1706 Birth of Gabrielle-Émilie de Breteuil
1710Significant writings of Leibniz are written, Essai de Theodicee sur la bonte de Dieu, la liberte de l'homme et lorigine du mal, which would influence Mme du Chatelet enormously.
1715Death of Louis XIV, the family moves to Paris.
1716Death of Leibniz, though Émilie is only ten young years old the writings of this now deceased metaphysician would greatly influence her life.
1725Émilie marries Florent-Claude Chastelet.
1726 Birth of a daughter.
1727 Birth of a son. Death of Newton, a man who again would greatly influence her life and to whom she would dedicate much of her life by producing a translation of Newton's Principia Mathematica.
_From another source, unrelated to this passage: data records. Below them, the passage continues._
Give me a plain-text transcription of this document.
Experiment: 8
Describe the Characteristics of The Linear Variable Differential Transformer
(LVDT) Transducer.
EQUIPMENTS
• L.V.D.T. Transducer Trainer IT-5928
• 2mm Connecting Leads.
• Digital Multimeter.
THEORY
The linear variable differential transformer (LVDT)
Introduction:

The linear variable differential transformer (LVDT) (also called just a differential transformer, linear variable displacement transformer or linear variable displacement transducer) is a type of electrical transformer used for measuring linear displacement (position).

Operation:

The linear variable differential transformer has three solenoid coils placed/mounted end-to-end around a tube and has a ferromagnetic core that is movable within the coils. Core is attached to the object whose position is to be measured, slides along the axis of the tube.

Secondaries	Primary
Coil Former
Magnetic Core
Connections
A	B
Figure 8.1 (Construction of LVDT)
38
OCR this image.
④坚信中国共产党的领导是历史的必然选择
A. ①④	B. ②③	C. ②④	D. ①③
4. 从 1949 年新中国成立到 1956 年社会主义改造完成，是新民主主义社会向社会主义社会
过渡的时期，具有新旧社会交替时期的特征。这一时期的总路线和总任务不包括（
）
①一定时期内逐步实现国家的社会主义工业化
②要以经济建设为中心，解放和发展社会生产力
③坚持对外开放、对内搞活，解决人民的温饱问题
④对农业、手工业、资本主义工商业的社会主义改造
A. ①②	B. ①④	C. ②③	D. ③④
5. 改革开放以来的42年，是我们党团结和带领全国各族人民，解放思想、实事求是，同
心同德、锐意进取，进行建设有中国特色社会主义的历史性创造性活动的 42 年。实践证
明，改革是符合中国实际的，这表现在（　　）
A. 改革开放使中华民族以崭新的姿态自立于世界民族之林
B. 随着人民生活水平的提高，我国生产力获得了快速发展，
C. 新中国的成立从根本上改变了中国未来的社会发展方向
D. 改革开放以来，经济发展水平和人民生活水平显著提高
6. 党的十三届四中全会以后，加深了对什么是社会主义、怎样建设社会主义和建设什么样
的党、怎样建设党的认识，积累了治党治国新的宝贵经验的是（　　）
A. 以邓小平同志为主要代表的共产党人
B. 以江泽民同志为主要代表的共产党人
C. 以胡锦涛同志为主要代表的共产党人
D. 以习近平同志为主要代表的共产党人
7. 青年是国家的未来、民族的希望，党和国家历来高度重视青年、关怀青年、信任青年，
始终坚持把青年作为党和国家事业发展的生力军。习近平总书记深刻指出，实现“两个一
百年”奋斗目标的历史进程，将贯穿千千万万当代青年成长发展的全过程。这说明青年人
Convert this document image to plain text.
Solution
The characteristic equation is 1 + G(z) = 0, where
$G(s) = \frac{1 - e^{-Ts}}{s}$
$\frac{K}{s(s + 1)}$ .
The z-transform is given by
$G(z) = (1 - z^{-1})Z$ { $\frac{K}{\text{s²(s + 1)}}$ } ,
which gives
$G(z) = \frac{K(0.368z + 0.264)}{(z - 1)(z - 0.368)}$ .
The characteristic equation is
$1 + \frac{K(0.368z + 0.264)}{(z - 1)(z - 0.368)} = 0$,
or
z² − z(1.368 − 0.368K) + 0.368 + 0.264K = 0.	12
1728Death of Mme du Châtelet's father. Voltaire publishes La Henriade.
1730Voltaire writes Brutus.
1731Voltaire writes Historie de Charles XII
1733 Beginning of a lasting friendship with Voltaire. Voltaire's Lettres anglaises published in England.
1734 Lettres anglaises ou Lettres philosophiques condemned and Mme du Châtelet and Voltaire go to live in Cirey.
1735Mme du Châtelet begins the translation of Mandeville's Fable of the Bees.
1736Mme du Châtelet works on Grammaire raisonnée along with Voltaire and Le Monddain.
1737Mme. du Châtelet submits essay 'Sur la Nature du fue' to Academie des Sciences; works on Examen de la Genese (1737-42). Voltaire writes Elements de la philosophie de Newton; works on Traite de metaphisique (1734-8).
1739 Mme du Châtelet writes Institutions de Physique
1742-45Voltaire, Mahomet and Merope write Le Poeme de Fontenoy.
1746Mme du Châtelet works on Discours sur le Bonheur. (1746-8).
1749Mme du Châtelet completes translation and commentary on Newton's Principia Mathematica.
Mme du Châtelet dies on September 10th.